Measures of variability (dispersion)

Central tendency measures knowledge is not enough to fully describe a statistical data collection structure. The researched groups may have various variation levels of a feature you want to analyse. You need some formulas then, which enable you to calculate values of variability of the features.

Measures of variability are calculated only for an interval scale, because they are based on the distance between the points.

Range is formulated:

\begin{displaymath}
I=\max x_i - \min x_i \label{rozstep},
\end{displaymath}

where $x_i$ are values of the analysed variable

\begin{displaymath}
IQR=\textrm{Interquartile range}=Q_3-Q_1 \label{rozstepkw},
\end{displaymath}

where $Q_1, Q_3$ are the lower and the upper quartile.

Ranges for a percentile scale (decile, centile) Ranges between percentiles are one of the dispersion measures. They define a percentage of all observations, which are located between the chosen percentiles.

Variance $-$ measures a degree of spread of the measurements around arithmetic mean

  • sample variance:

\begin{displaymath}
sd^2=\displaystyle{\frac{\sum_{i=1}^{n}(x_i-\overline{x})^2}{n-1}}, \label{wariancja}
\end{displaymath}

where $x_i$ are following values of variable and $\overline{x}$ is an arithmetic mean of these values, n - sample size;

  • population variance:

\begin{displaymath}
\sigma^2=\displaystyle{\frac{\sum_{i=1}^{N}(x_i-\mu)^2}{N}}, \label{wariancja}
\end{displaymath}

where $x_i$ are following values of variables and $\mu$ is an arithmetic mean of these values, $N$ - population size;

Variance is always positive, but it is not expressed in the same units as measuring results.

Standard deviation $-$ measures a degree of spread of the measurements around arithmetic mean.

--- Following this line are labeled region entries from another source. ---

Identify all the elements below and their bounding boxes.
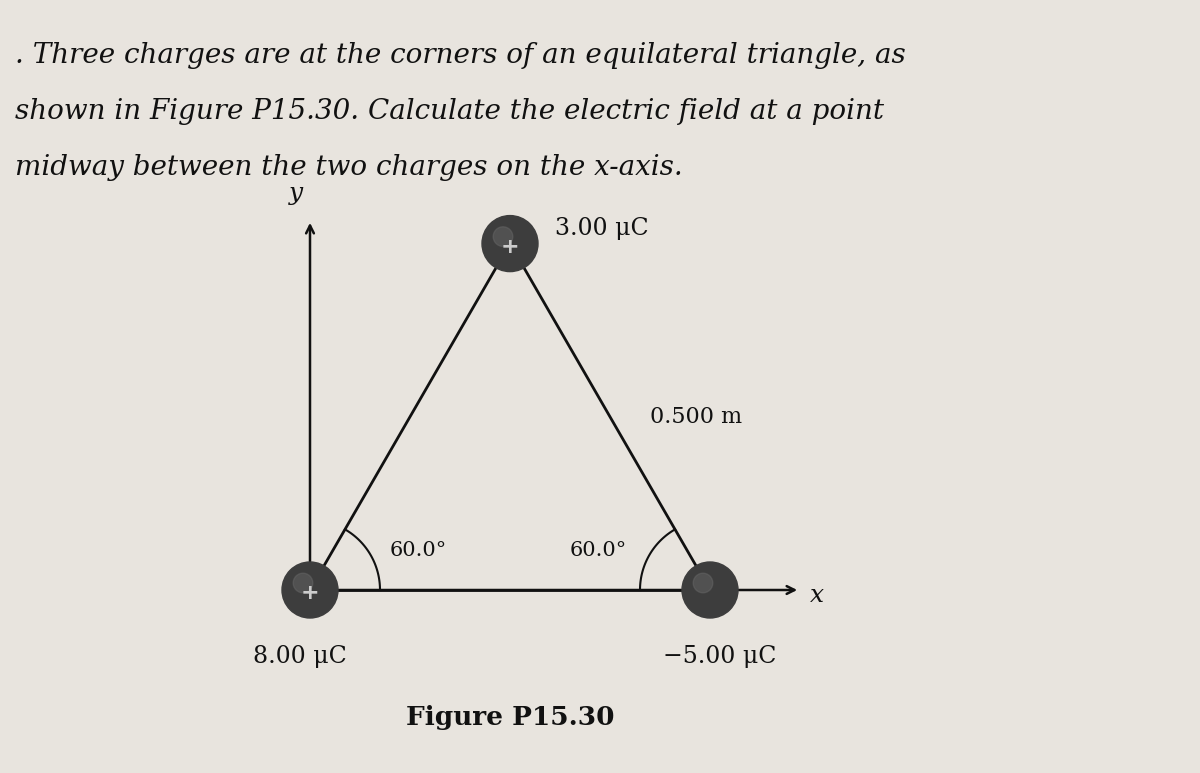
Text: 8.00 μC: 8.00 μC [253,645,347,668]
Text: −5.00 μC: −5.00 μC [664,645,776,668]
Text: x: x [810,584,824,607]
Text: 60.0°: 60.0° [390,541,448,560]
Text: y: y [289,182,304,205]
Circle shape [293,574,313,593]
Text: 3.00 μC: 3.00 μC [554,217,649,240]
Circle shape [682,562,738,618]
Text: 60.0°: 60.0° [570,541,628,560]
Text: . Three charges are at the corners of an equilateral triangle, as: . Three charges are at the corners of an… [14,42,906,69]
Text: shown in Figure P15.30. Calculate the electric field at a point: shown in Figure P15.30. Calculate the el… [14,98,884,125]
Circle shape [694,574,713,593]
Circle shape [493,226,512,247]
Text: midway between the two charges on the x-axis.: midway between the two charges on the x-… [14,154,683,181]
Text: +: + [301,583,319,603]
Text: +: + [500,237,520,257]
Text: Figure P15.30: Figure P15.30 [406,705,614,730]
Text: 0.500 m: 0.500 m [650,406,742,427]
Circle shape [282,562,338,618]
Circle shape [482,216,538,271]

  • sample standard deviation:

\begin{displaymath}
sd=\sqrt{sd^2}, \label{odch.standard}
\end{displaymath}

  • population standard deviation:

\begin{displaymath}
\sigma=\sqrt{\sigma^2}.
\end{displaymath}

The higher standard deviation or a variance value is, the more diversed is the group in relation to an analysed feature.

Note The sample standard deviation is a kind of approximation (estimator) of the population standard deviation. The population standard deviation value is included in a range which contains the sample standard deviation. This range is called a **confidence interval ** for standard deviation.

Coefficient of variation

Coefficient of variation, just like standard deviation, enables you to estimate the homogeneity level of an analysed data collection. It is formulated as:

\begin{displaymath}
V=\frac{sd}{\overline{x}}100\% ,	\label{wspzmienn}
\end{displaymath}

where $sd$ means standard deviation, $\overline{x}$ means arithmetic mean.

This is a unitless value. It enables you to compare a diversity of several different datasets of a one feature. And also, you are able to compare a diversity of several features (expressed in different units). It is assumed, if $V$ coefficient does not exceed 10%, features indicate a statistically insignificant diversity.

Standard errors $-$ they are not measures of a measurement dispersion. They measure an accuracy level, you can define the population parameters value, having just the sample estimators.

Standard error of the mean is defined by:

\begin{displaymath}
SEM=\textrm{standard error of the mean}=\frac{sd}{\sqrt{n}} \label{sem}.
\end{displaymath}

Note

On the basis of a sample estimator you can calculate a confidence interval for a population parameter.